A crowd dancing at a Junk Yard Band show. | Thomas Sayers Ellis
In our nation's capital, once you look past the marble monuments and Smithsonian treasure troves, a couple things stand out. One, citizens of the District fly their white-and-red flag a little more prominently and pointedly than in most cities. For true locals, city pride seems to mean something extra here. Two, a lot of that pride, that D.C. identity, is wrapped up in a style of music almost no one outside the immediate metro area has ever heard of.
Go-go, D.C.’s homegrown Black funk genre, builds long party jams out of call-and-response vocals, slinky bass lines, big horns and conga-fueled percussion. The style evolved sort of in parallel to hip-hop, and there's definitely some cross-pollination. But it's very, very different, its own thing, often more like throwback funk or soul, driven by full-scale bands, and all about the dance floor.
When WILDSAM created our book about D.C., we got a take on go-go from noted author Jason Reynolds, and went deep into the go-go stream to find some key tracks.
JASON REYNOLDS ON GO-GO:
“I grew up in the ’90s. Everything felt very, very Black. It was Chocolate City.The go-go was everything. Whatever you had to do to get there—lie to your mama, whatever it was—you could hold up your T-shirt and hear Big G shout out your neighborhood, your crew. Felt like people could see you. That people knew that you, your neighborhood, friends and crew existed in the world. You could go get that tape. You could say, “I need a 5/28, Backyard at the Icebox.” And you got the sense that everybody in the city was listening to the same tape.

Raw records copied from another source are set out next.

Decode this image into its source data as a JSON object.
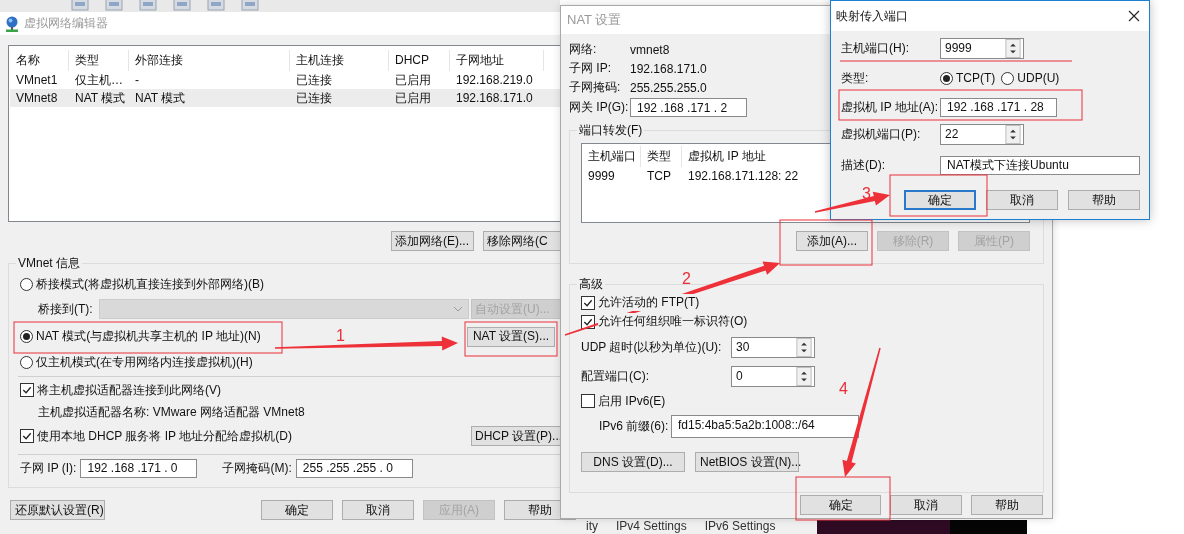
{
  "editor": {
    "title": "虚拟网络编辑器",
    "table": {
      "columns": [
        "名称",
        "类型",
        "外部连接",
        "主机连接",
        "DHCP",
        "子网地址"
      ],
      "rows": [
        {
          "cells": [
            "VMnet1",
            "仅主机…",
            "-",
            "已连接",
            "已启用",
            "192.168.219.0"
          ],
          "selected": false
        },
        {
          "cells": [
            "VMnet8",
            "NAT 模式",
            "NAT 模式",
            "已连接",
            "已启用",
            "192.168.171.0"
          ],
          "selected": true
        }
      ]
    },
    "list_buttons": [
      {
        "label": "添加网络(E)...",
        "disabled": false
      },
      {
        "label": "移除网络(C",
        "disabled": false
      }
    ],
    "group_title": "VMnet 信息",
    "modes": [
      {
        "label": "桥接模式(将虚拟机直接连接到外部网络)(B)",
        "selected": false
      },
      {
        "label": "NAT 模式(与虚拟机共享主机的 IP 地址)(N)",
        "selected": true
      },
      {
        "label": "仅主机模式(在专用网络内连接虚拟机)(H)",
        "selected": false
      }
    ],
    "bridge": {
      "label": "桥接到(T):",
      "disabled": true,
      "button": {
        "label": "自动设置(U)...",
        "disabled": true
      }
    },
    "nat_button": {
      "label": "NAT 设置(S)...",
      "disabled": false
    },
    "host_adapter": {
      "label": "将主机虚拟适配器连接到此网络(V)",
      "checked": true
    },
    "adapter_name": "主机虚拟适配器名称: VMware 网络适配器 VMnet8",
    "dhcp": {
      "label": "使用本地 DHCP 服务将 IP 地址分配给虚拟机(D)",
      "checked": true,
      "button": {
        "label": "DHCP 设置(P)...",
        "disabled": false
      }
    },
    "subnet_ip": {
      "label": "子网 IP (I):",
      "value": "192 .168 .171 . 0"
    },
    "subnet_mask": {
      "label": "子网掩码(M):",
      "value": "255 .255 .255 . 0"
    },
    "footer_buttons": [
      {
        "label": "还原默认设置(R)",
        "disabled": false
      },
      {
        "label": "确定",
        "disabled": false
      },
      {
        "label": "取消",
        "disabled": false
      },
      {
        "label": "应用(A)",
        "disabled": true
      },
      {
        "label": "帮助",
        "disabled": false
      }
    ]
  },
  "nat": {
    "title": "NAT 设置",
    "info": [
      {
        "label": "网络:",
        "value": "vmnet8"
      },
      {
        "label": "子网 IP:",
        "value": "192.168.171.0"
      },
      {
        "label": "子网掩码:",
        "value": "255.255.255.0"
      }
    ],
    "gateway": {
      "label": "网关 IP(G):",
      "value": "192 .168 .171 . 2"
    },
    "forwarding": {
      "title": "端口转发(F)",
      "columns": [
        "主机端口",
        "类型",
        "虚拟机 IP 地址"
      ],
      "rows": [
        {
          "cells": [
            "9999",
            "TCP",
            "192.168.171.128: 22"
          ],
          "selected": false
        }
      ],
      "buttons": [
        {
          "label": "添加(A)...",
          "disabled": false
        },
        {
          "label": "移除(R)",
          "disabled": true
        },
        {
          "label": "属性(P)",
          "disabled": true
        }
      ]
    },
    "advanced": {
      "title": "高级",
      "options": [
        {
          "label": "允许活动的 FTP(T)",
          "checked": true
        },
        {
          "label": "允许任何组织唯一标识符(O)",
          "checked": true
        }
      ],
      "udp_timeout": {
        "label": "UDP 超时(以秒为单位)(U):",
        "value": "30"
      },
      "config_port": {
        "label": "配置端口(C):",
        "value": "0"
      },
      "ipv6": {
        "label": "启用 IPv6(E)",
        "checked": false
      },
      "ipv6_prefix": {
        "label": "IPv6 前缀(6):",
        "value": "fd15:4ba5:5a2b:1008::/64"
      },
      "buttons": [
        "DNS 设置(D)...",
        "NetBIOS 设置(N)..."
      ]
    },
    "footer_buttons": [
      "确定",
      "取消",
      "帮助"
    ]
  },
  "mapping": {
    "title": "映射传入端口",
    "host_port": {
      "label": "主机端口(H):",
      "value": "9999"
    },
    "type": {
      "label": "类型:",
      "options": [
        {
          "label": "TCP(T)",
          "selected": true
        },
        {
          "label": "UDP(U)",
          "selected": false
        }
      ]
    },
    "vm_ip": {
      "label": "虚拟机 IP 地址(A):",
      "value": "192 .168 .171 . 28"
    },
    "vm_port": {
      "label": "虚拟机端口(P):",
      "value": "22"
    },
    "description": {
      "label": "描述(D):",
      "value": "NAT模式下连接Ubuntu"
    },
    "buttons": [
      {
        "label": "确定",
        "focused": true
      },
      {
        "label": "取消",
        "focused": false
      },
      {
        "label": "帮助",
        "focused": false
      }
    ]
  },
  "annotations": [
    {
      "number": "1"
    },
    {
      "number": "2"
    },
    {
      "number": "3"
    },
    {
      "number": "4"
    }
  ],
  "background_tabs": [
    "ity",
    "IPv4 Settings",
    "IPv6 Settings"
  ]
}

I think this music is the Blackest music to ever be created. It literally is every single Black music put into one music, when you look at the history of all the Black musics. Chuck Brown was a bluesman, so you got blues, funk, soul, hip hop, call-and-response—like old field songs from slavery—Afro-Caribbean music, South American music, with the timbales and the rototoms. You've got Caribbean music, when you think about how dancehall rhythm has a particular rhythm, just like go-go music has a particular rhythm. A lot of our songs sound the same, but intentionally so. Or the remaking of songs—which is also a Caribbean thing, a dub thing.
So I feel like this music is all the Black musics in a singular music, which just makes me very proud. It's the Blackest music in the world, and I think we should start talking about it like that. The Blackest music in the world, you know what I mean?”